In this case study, apart from applying the techniques you have learnt in EDA, you will also develop a basic understanding of risk analytics in banking and financial services and understand how data is used to minimise the risk of losing money while lending to customers.
You work for a consumer finance company which specialises in lending various types of loans to urban customers. When the company receives a loan application, the company has to make a decision for loan approval based on the applicant’s profile.

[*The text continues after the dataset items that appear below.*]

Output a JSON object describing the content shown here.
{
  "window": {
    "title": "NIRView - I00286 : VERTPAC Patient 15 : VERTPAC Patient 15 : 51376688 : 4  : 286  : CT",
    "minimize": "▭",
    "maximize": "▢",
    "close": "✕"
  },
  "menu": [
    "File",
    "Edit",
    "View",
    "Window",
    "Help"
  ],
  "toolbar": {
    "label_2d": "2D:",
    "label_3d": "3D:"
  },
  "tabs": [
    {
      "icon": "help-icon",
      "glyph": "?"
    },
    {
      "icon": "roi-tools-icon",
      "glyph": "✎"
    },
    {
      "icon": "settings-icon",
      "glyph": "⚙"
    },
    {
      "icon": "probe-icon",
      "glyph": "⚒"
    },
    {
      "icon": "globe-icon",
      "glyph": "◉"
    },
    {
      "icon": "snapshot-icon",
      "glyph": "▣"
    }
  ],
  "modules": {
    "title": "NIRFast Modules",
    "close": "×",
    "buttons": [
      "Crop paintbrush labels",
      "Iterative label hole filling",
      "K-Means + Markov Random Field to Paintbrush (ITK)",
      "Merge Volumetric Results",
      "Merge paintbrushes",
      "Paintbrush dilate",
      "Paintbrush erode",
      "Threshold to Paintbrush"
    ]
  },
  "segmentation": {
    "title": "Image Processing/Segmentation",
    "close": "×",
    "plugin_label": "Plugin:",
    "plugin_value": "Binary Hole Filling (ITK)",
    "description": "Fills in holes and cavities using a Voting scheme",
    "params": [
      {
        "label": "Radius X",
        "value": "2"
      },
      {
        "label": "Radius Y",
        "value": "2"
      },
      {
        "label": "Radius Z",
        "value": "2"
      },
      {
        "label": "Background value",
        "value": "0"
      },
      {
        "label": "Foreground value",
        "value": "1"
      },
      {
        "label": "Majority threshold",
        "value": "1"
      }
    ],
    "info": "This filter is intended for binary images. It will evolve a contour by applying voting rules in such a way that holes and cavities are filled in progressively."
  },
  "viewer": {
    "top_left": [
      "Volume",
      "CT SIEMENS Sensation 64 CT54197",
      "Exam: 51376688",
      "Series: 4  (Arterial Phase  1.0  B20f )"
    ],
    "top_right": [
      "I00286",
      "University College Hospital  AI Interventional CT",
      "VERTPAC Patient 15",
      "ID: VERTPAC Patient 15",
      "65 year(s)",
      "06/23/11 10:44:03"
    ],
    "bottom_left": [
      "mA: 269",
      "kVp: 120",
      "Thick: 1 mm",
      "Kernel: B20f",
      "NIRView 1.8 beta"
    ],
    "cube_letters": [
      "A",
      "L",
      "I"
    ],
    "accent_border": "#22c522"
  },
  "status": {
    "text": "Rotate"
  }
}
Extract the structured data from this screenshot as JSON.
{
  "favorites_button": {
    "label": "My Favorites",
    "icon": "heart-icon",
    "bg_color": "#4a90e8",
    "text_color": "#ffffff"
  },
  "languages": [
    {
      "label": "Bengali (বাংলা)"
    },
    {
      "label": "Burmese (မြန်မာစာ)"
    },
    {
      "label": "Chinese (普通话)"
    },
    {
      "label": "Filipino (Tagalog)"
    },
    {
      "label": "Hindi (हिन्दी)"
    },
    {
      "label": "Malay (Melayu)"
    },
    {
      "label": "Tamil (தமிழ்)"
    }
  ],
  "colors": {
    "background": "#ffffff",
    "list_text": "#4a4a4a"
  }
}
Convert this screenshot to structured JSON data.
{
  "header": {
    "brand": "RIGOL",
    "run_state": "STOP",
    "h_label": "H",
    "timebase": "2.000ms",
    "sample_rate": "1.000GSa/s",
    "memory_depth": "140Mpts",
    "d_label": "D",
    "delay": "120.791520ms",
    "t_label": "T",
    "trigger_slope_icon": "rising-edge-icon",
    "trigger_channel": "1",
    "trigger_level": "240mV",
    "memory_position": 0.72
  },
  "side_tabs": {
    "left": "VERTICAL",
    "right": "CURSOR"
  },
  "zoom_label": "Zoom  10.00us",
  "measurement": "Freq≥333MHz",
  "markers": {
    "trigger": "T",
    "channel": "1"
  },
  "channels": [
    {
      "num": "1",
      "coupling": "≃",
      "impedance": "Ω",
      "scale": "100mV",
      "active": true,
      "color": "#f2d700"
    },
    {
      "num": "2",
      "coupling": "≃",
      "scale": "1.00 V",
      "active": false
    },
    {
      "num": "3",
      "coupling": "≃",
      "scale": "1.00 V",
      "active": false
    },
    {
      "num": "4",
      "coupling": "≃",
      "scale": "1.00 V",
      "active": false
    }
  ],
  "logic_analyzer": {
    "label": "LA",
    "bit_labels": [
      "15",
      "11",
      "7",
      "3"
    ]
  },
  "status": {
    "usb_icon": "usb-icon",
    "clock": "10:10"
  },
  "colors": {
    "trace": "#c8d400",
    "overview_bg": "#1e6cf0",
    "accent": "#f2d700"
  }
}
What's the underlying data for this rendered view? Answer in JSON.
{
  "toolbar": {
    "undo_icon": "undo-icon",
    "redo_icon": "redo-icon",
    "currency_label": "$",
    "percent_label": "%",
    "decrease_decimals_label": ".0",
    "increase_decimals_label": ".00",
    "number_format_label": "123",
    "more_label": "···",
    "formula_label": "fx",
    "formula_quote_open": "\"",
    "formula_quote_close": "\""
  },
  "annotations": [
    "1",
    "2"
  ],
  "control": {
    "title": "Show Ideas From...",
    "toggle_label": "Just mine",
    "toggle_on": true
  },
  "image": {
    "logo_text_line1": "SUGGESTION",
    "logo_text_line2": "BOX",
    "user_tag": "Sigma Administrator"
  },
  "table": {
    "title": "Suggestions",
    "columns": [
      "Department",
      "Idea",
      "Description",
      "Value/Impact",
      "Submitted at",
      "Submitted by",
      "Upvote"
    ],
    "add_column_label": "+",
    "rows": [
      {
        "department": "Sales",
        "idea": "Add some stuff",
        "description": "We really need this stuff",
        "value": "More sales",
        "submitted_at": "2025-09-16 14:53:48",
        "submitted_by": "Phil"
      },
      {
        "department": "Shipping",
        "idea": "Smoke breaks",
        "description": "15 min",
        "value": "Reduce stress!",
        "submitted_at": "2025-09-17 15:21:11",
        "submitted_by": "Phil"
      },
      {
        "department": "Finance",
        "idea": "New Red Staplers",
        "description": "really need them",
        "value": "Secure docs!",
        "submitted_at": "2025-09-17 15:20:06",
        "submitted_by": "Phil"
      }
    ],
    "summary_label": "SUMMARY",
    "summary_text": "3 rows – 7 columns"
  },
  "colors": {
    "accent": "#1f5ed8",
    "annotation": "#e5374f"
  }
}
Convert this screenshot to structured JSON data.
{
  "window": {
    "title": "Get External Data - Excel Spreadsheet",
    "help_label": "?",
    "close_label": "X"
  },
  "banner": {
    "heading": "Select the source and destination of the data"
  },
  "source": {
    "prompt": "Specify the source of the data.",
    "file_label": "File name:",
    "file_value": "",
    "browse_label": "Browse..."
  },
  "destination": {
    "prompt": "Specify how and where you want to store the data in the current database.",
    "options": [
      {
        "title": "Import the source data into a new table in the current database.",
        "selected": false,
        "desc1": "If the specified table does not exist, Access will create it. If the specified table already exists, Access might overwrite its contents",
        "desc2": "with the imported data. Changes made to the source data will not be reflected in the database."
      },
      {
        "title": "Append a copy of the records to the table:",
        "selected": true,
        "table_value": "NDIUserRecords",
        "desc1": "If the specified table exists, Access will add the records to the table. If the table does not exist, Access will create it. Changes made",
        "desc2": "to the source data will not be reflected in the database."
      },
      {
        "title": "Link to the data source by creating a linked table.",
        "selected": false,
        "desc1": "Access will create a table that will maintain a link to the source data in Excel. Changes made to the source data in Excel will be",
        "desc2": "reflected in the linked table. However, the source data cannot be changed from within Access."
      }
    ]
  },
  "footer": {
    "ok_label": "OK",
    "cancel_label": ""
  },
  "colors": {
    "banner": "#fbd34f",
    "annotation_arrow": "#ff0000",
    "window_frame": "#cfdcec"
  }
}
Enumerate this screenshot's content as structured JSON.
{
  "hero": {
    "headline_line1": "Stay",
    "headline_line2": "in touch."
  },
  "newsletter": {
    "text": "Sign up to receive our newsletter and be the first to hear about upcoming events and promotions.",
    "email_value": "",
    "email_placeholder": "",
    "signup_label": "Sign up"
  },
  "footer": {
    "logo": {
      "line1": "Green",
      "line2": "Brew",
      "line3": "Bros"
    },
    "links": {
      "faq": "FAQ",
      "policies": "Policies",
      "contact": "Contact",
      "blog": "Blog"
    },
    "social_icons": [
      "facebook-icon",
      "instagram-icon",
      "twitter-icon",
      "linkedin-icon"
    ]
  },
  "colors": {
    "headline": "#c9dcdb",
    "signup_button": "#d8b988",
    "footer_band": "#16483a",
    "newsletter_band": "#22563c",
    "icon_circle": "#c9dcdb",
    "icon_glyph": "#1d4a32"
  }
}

Two types of risks are associated with the bank’s decision:
- If the applicant is likely to repay the loan, then not approving the loan results in a loss of business to the company
- If the applicant is not likely to repay the loan, i.e. he/she is likely to default, then approving the loan may lead to a financial loss for the company
The data contains the information about past loan applicants and whether they ‘defaulted’ or not. The aim is to identify patterns which indicate if a person is likely to default, which may be used for taking actions such as denying the loan, reducing the amount of loan, lending (to risky applicants) at a higher interest rate, etc.
In this case study, you will use EDA to understand how consumer attributes and loan attributes influence the tendency of default.
If one is able to identify these risky loan applicants, then such loans can be reduced thereby cutting down the amount of credit loss. Identification of such applicants using EDA is the aim of this case study.
In other words, the company wants to understand the driving factors (or driver variables) behind loan default, i.e. the variables which are strong indicators of default. The company can utilise this knowledge for its portfolio and risk assessment.